Further, as was noted by the World-Wide Volkswagen Court, "[t]he historical developments noted in McGee, of course, have only accelerated in the generation since that case was decided." 444 U.S. at 293, 100 S. Ct. at 565, 62 L. Ed. 2d at 498-499. Defendant has presented no "compelling case" that "other considerations" are present which would render Wisconsin's exercise of jurisdiction unreasonable in this case.

The judgment of the Law Division is therefore affirmed.


[1] Service of process was effected on defendant on September 13, 1987 at defendant's New Jersey office. Defendant makes no claim that it was not on notice of the pendency of the Wisconsin proceedings, or that it had no opportunity to defend against plaintiff's Wisconsin complaint. Nor does defendant claim that Wisconsin did not have jurisdiction under its own statutes or that judgment was not entered there in accordance with local procedure. See World-Wide Volkswagen Corp. v. Woodson, 444 U.S. 286, 291, 100 S. Ct. 559, 564, 62 L. Ed. 2d 490, 497 (1980); James v. Francesco, 61 N.J. 480, 485 (1972); Hupp v. Accessory Distributors, Inc., 193 N.J. Super. 701, 708 (App.Div. 1984).

[2] In the absence of litigation on the subject of jurisdiction in Wisconsin, defendant was properly afforded the right to raise that issue in these proceedings in New Jersey. See, e.g., Durfee v. Duke, 375 U.S. 106, 111, 84 S. Ct. 242, 245, 11 L. Ed. 2d 186, 191 (1963); James v. Francisco, 61 N.J. at 485; Hupp v. Accessory Distributors Inc., 193 N.J. Super. at 708-709.

[3] See Wis. Stat. §§ 801.05-801.11.

[4] The full faith and credit clause requires that a state enforce a judgment of a sister state although the suit in which the judgment was obtained "could not have been maintained under the laws and policy of the forum to which the judgment is brought," Magnolia Petroleum Co. v. Hunt, 320 U.S. 430, 439, 64 S. Ct. 208, 213, 88 L. Ed. 149, 155 (1943); see also Morris v. Jones, 329 U.S. 545, 551, 67 S. Ct. 451, 455, 91 L. Ed. 488, 495-496 (1947); Kenney v. Supreme Lodge of the World, Loyal Order of Moose, 252 U.S. 411, 415, 40 S. Ct. 371, 372, 64 L. Ed. 638, 640 (1920), and the judgment, "if valid where rendered" by a state with subject matter and personal jurisdiction "must be enforced in such other state although repugnant to its own statutes," Roche v. McDonald, 275 U.S. 449, 451-452, 48 S. Ct. 142, 142-143, 72 L. Ed. 365, 368 (1928). Thus, the Wisconsin judgment must be enforced even if the plaintiff employment agency could not obtain an initial judgment in New Jersey if found to be doing business here. See, e.g., Accountemps v. Birch Tree Group, 224 N.J. Super. 163 (App.Div. 1988), certif. granted, 111 N.J. 651 (1988); Robert T. Winzinger, Inc. v. Management Recruiters of Bucks County, Inc., 668 F. Supp. 389 (D.N.J. 1987) (N.J.S.A. 34:8-26 applicable to foreign employment agency doing business in New Jersey; no full faith and credit issue).

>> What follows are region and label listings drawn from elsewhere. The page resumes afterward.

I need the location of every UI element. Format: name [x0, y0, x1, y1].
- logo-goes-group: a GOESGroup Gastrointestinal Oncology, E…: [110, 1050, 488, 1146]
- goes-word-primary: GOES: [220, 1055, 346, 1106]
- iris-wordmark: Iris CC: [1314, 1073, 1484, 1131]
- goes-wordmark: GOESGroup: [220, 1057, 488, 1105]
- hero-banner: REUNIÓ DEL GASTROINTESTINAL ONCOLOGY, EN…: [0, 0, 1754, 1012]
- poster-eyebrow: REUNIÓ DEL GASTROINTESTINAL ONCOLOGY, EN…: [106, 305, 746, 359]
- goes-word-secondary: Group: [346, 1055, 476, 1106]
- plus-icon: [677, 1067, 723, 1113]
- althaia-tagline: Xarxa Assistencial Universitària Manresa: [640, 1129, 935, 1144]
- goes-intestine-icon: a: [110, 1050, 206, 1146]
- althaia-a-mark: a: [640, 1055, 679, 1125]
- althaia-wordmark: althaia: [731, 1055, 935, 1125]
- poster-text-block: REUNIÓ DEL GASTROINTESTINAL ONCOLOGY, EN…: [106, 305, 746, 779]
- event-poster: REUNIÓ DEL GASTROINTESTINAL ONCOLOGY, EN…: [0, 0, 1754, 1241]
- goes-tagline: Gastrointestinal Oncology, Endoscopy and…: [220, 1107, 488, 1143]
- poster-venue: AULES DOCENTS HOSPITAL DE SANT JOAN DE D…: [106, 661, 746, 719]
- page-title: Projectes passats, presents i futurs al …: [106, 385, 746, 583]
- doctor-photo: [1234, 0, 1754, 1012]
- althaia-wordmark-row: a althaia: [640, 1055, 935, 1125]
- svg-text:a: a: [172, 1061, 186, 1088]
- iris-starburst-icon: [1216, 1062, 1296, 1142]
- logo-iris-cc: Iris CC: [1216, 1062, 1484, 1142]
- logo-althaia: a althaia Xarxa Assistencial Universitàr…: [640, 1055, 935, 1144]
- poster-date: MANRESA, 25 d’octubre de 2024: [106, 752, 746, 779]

[5] Note also the criticism of Lakeside in Madison Consulting, 752 F.2d at 1205-1210 (Swygert, J. concurring) and noted by Judge Lacey in Alchemie International, 523 F. Supp. at 1051.

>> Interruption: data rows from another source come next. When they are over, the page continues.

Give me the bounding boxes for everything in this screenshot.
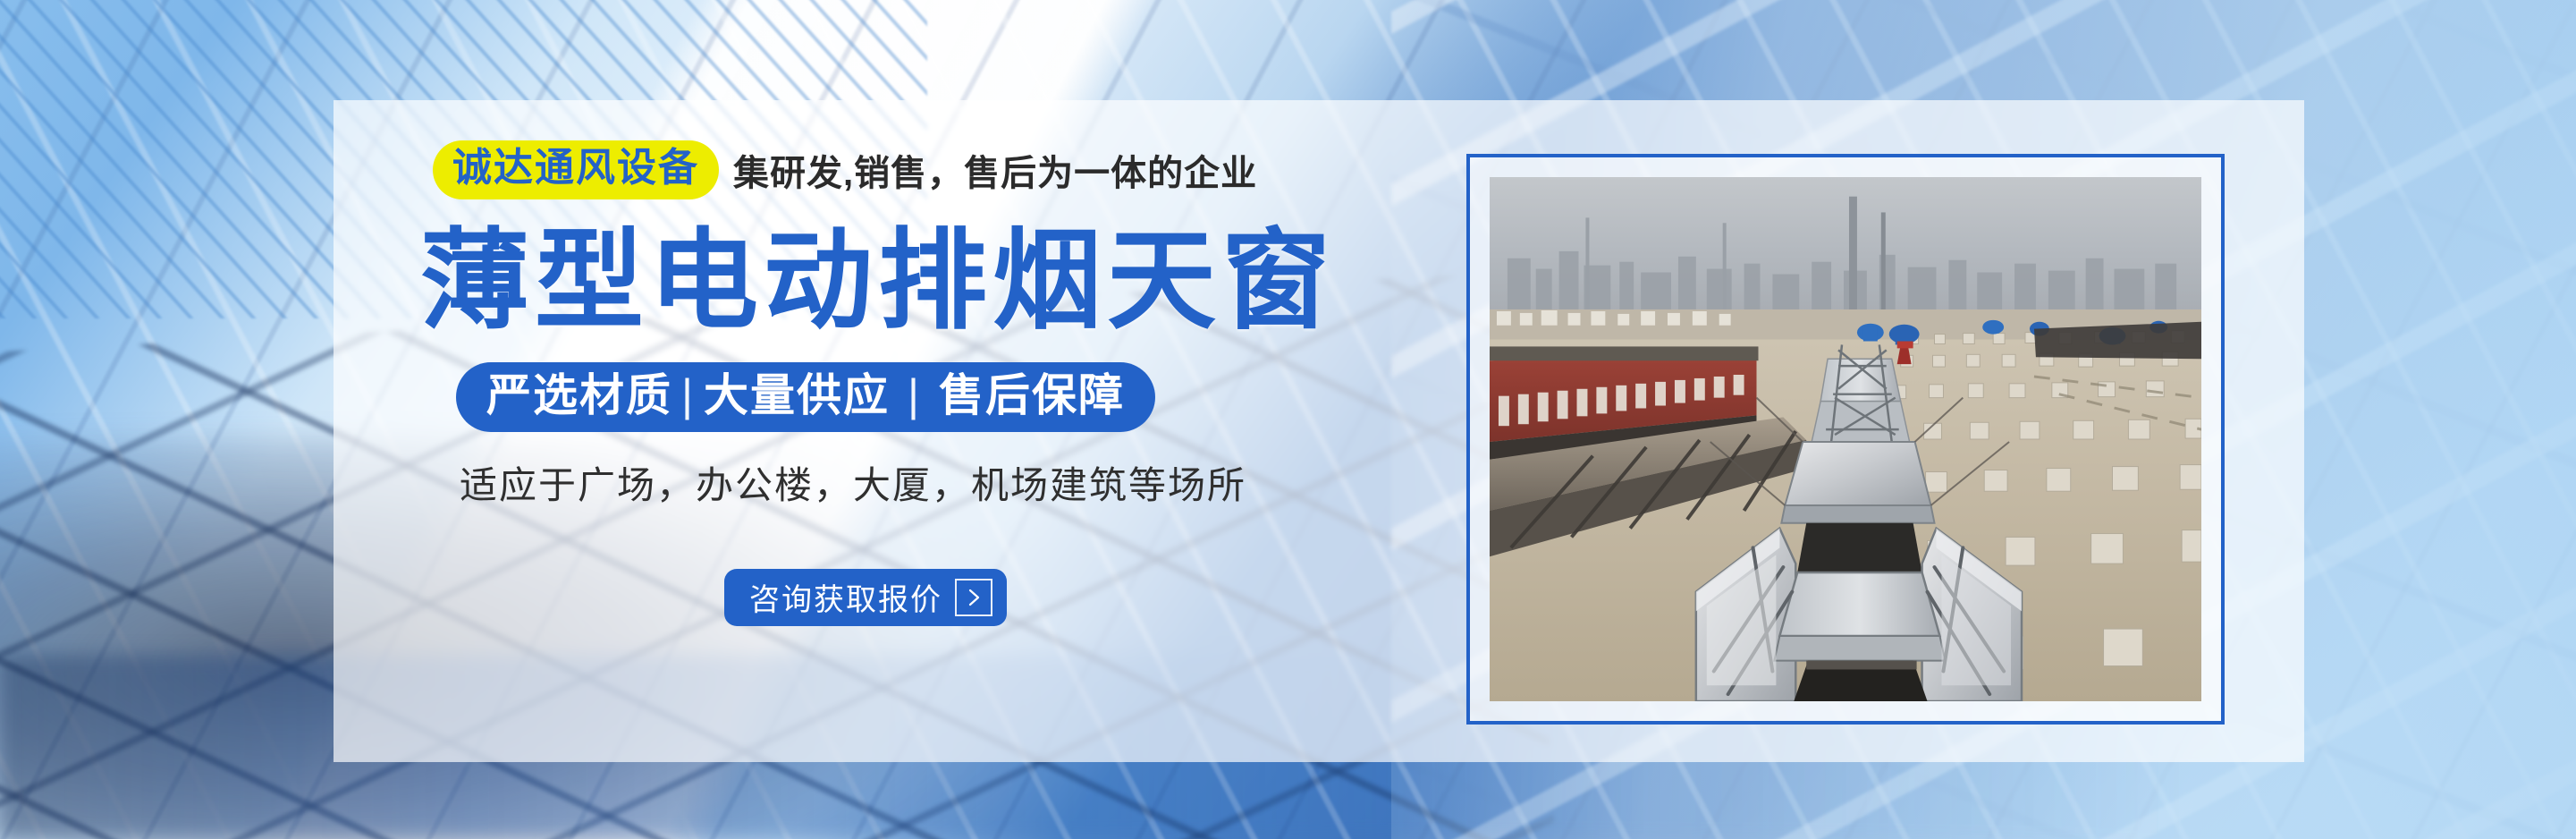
cta-container: 咨询获取报价: [724, 569, 1413, 626]
request-quote-button[interactable]: 咨询获取报价: [724, 569, 1007, 626]
chevron-right-icon: [955, 579, 992, 616]
tagline-row: 诚达通风设备 集研发,销售，售后为一体的企业: [433, 134, 1413, 206]
banner-text-column: 诚达通风设备 集研发,销售，售后为一体的企业 薄型电动排烟天窗 严选材质 | 大…: [420, 134, 1413, 733]
feature-separator-1: |: [672, 373, 704, 418]
sub-description: 适应于广场，办公楼，大厦，机场建筑等场所: [460, 455, 1413, 510]
brand-name-badge: 诚达通风设备: [433, 140, 719, 199]
feature-highlights-pill: 严选材质 | 大量供应 | 售后保障: [456, 362, 1155, 432]
product-photo: [1490, 177, 2201, 701]
feature-item-2: 大量供应: [704, 373, 890, 418]
request-quote-label: 咨询获取报价: [749, 575, 942, 619]
feature-separator-2: |: [890, 373, 939, 418]
feature-item-1: 严选材质: [486, 373, 672, 418]
feature-item-3: 售后保障: [939, 373, 1125, 418]
promo-banner: 诚达通风设备 集研发,销售，售后为一体的企业 薄型电动排烟天窗 严选材质 | 大…: [0, 0, 2576, 839]
tagline-text: 集研发,销售，售后为一体的企业: [733, 144, 1257, 196]
page-title: 薄型电动排烟天窗: [420, 220, 1413, 343]
product-photo-frame: [1466, 154, 2225, 725]
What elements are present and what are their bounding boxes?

[6] Given that plaintiff's contractual obligations were performed substantially within Wisconsin, most of the relevant evidence would most likely be found there. Although, unlike the parties in Avdel, supra, and Wolpert, supra, the parties here are not located in adjoining states, we do not deem the distance separating Wisconsin and New Jersey to be so vast as to render it unreasonable for defendant to be forced to defend against an action brought there.